Rocky Mountain (53rd) and South-Central (35th) Sections, GSA, Joint Annual Meeting (April 29–May 2, 2001)

Paper No. 0
Presentation Time: 3:30 PM

CONCEPTUAL MODEL OF MINERALOGICAL AND HYDROCHEMICAL IMPACTS OF THE CERRO GRANDE FIRE, LOS ALAMOS, NEW MEXICO


LONGMIRE, Patrick1, COUNCE, Dale1, DALE, Michael2, CHIPERA, Steve1 and SNOW, Marjorie3, (1)Los Alamos National Laboratory, EES Div, MS D469, Los Alamos, NM 87545, (2)New Mexico Environment Department, DOE Oversight Bureau, 134 State Road 4, Suite A, White Rock, NM 87544, (3)Los Alamos National Lab, EES Div, MS D469, Los Alamos, NM 87545, plongmire@lanl.gov

The Cerro Grande fire impacted watersheds near and within Los Alamos National Laboratory.

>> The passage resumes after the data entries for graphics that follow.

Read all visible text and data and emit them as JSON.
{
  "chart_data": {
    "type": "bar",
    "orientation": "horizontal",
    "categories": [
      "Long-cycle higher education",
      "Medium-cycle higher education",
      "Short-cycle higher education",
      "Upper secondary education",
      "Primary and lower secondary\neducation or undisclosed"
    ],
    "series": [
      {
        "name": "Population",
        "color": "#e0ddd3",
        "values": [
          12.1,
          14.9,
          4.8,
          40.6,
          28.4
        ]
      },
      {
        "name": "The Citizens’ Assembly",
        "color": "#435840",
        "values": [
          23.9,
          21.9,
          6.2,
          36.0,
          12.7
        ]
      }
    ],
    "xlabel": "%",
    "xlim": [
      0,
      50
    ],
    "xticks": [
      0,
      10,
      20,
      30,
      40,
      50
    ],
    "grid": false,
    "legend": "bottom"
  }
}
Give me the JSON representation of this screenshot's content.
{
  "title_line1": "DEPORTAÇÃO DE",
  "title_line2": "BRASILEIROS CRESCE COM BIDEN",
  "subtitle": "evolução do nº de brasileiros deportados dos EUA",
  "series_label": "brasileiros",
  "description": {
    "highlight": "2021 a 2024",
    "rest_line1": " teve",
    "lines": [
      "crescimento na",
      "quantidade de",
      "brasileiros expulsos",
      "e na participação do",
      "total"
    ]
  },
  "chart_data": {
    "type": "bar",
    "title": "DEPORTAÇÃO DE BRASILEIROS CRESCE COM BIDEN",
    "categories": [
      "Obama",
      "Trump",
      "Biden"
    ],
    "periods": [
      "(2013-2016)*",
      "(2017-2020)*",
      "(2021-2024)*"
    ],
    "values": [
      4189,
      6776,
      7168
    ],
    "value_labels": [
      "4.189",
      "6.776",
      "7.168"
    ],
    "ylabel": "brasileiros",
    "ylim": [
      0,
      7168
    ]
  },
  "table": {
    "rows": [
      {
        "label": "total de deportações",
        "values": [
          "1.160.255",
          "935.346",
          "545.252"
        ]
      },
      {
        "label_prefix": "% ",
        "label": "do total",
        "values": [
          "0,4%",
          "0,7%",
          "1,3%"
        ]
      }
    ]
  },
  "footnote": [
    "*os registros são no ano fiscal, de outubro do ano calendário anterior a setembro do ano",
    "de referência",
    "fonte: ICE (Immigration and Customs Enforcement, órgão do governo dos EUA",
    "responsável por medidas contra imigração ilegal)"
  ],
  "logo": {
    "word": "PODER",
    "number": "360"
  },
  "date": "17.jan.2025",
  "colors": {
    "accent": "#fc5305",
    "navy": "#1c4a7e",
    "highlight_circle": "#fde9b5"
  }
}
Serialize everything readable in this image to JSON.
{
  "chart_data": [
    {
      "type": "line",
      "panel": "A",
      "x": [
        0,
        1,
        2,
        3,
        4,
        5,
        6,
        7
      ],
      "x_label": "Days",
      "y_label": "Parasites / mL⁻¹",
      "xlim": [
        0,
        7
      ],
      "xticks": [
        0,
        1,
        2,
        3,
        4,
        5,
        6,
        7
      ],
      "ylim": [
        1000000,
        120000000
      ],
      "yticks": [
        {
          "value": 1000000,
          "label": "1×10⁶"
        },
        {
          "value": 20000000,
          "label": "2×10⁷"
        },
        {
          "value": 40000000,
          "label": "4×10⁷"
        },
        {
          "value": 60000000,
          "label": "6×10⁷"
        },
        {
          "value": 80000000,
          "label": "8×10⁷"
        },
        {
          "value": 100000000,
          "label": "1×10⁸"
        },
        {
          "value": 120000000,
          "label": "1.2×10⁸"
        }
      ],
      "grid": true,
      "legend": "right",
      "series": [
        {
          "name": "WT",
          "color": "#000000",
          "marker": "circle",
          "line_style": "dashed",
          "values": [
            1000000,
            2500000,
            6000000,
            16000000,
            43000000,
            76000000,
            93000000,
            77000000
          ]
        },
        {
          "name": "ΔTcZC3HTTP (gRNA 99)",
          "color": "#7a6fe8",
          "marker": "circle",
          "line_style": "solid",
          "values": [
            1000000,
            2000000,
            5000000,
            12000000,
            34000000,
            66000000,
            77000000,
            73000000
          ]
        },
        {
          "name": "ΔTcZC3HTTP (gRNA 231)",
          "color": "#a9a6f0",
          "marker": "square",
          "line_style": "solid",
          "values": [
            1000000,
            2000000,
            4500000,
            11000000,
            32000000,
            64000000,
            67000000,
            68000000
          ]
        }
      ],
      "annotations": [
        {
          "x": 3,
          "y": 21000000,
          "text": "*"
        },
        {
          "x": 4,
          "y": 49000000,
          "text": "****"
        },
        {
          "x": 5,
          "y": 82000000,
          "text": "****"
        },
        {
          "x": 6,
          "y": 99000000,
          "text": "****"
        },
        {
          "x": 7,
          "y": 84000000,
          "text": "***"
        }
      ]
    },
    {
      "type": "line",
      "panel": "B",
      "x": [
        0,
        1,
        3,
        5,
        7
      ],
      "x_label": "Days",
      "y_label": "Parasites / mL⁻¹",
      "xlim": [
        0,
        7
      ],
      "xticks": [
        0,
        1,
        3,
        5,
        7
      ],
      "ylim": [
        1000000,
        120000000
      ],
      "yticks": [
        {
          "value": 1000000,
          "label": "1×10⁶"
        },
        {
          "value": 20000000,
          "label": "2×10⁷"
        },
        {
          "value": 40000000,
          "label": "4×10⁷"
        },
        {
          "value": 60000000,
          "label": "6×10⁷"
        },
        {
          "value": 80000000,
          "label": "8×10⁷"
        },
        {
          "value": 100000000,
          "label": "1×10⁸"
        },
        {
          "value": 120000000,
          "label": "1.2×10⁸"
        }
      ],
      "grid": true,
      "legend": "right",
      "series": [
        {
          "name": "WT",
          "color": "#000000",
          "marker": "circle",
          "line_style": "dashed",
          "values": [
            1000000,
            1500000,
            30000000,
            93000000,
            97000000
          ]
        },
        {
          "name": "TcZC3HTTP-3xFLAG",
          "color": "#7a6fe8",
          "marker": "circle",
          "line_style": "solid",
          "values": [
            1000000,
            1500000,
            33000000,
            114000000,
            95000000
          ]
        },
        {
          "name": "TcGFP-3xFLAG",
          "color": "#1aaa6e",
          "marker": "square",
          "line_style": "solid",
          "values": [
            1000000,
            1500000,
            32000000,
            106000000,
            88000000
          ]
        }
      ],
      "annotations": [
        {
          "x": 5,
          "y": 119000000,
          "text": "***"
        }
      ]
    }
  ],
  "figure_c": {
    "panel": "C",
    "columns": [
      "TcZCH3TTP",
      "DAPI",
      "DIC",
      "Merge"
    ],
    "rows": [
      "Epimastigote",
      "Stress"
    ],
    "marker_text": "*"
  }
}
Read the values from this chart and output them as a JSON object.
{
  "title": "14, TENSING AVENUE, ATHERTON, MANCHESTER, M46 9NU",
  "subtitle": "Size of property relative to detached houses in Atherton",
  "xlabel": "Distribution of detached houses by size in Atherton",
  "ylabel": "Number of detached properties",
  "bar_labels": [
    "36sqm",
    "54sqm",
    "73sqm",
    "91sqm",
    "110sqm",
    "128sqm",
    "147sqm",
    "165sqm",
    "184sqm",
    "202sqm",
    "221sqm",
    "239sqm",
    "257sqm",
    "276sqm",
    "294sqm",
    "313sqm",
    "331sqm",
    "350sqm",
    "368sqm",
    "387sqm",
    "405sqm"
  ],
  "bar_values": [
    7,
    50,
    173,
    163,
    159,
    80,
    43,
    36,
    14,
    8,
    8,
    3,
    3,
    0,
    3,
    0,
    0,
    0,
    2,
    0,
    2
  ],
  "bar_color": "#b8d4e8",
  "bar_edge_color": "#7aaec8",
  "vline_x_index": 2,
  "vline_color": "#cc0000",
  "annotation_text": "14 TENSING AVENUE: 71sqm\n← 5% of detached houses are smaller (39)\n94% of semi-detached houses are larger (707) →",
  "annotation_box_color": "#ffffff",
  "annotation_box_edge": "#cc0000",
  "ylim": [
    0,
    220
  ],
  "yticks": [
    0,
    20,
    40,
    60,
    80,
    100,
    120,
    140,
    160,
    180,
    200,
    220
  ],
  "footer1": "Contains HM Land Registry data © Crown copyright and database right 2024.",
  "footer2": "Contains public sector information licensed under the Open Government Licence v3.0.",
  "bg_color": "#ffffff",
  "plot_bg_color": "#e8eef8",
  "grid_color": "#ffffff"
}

Barium, Ca, CO3, Fe, Mg, Mn, K, Na, SiO2, Sr, U, and other trace elements are concentrated in ponderosa ash, producing a pH of 9.3 when leached with deionized water. Calcite formed within the ash from the oxidation of organic carbon according to an overall reaction: CaC2O4 + 0.5O2(g) = CaCO3 + CO2(g). Reduction of metals occurs as a result of the high temperature of the fire (> 680 0C) and combustion of organic carbon. These reactions influence the solubility of Mn(II, IV) solids, for example (Ca, Mn2+)Mn44+O93H2O observed in fracture fills within the Bandelier Tuff. Elevated concentrations of dissolved Mn(II) have been observed in surface water and alluvial groundwater. Prior to the fire, native waters were characterized by a Ca2+-Na+-HCO3- composition with TDS < 120 mg/L. Since the fire, storm waters are characterized by a Ca2+-K+-HCO3--SO42- composition with TDS ranging from 450-1,000 mg/L. Increased concentrations of HCO3- enhance complexation of U(VI) species as UO2(CO3)22- and UO2(CO3)44-. Since the fire, surface water is predicted to be at equilibrium with BaSO4, oversaturated with CaCO3 and SrCO3, and undersaturated with (UO2)SiO42H2O. MINTEQA2 was used to quantify adsorption of solutes onto hydrous ferric oxide (HFO) occuring in creek channels and alluvial groundwater. The diffuse layer model (DLM) was selected to quantify adsorption of Sr2+ and UO22+ onto HFO. Based on the simulations, Ca2+ strongly competes with Sr2+ and UO22+ for adsorption sites. This competition increases with increasing pH, which may account for increased concentrations of dissolved solutes.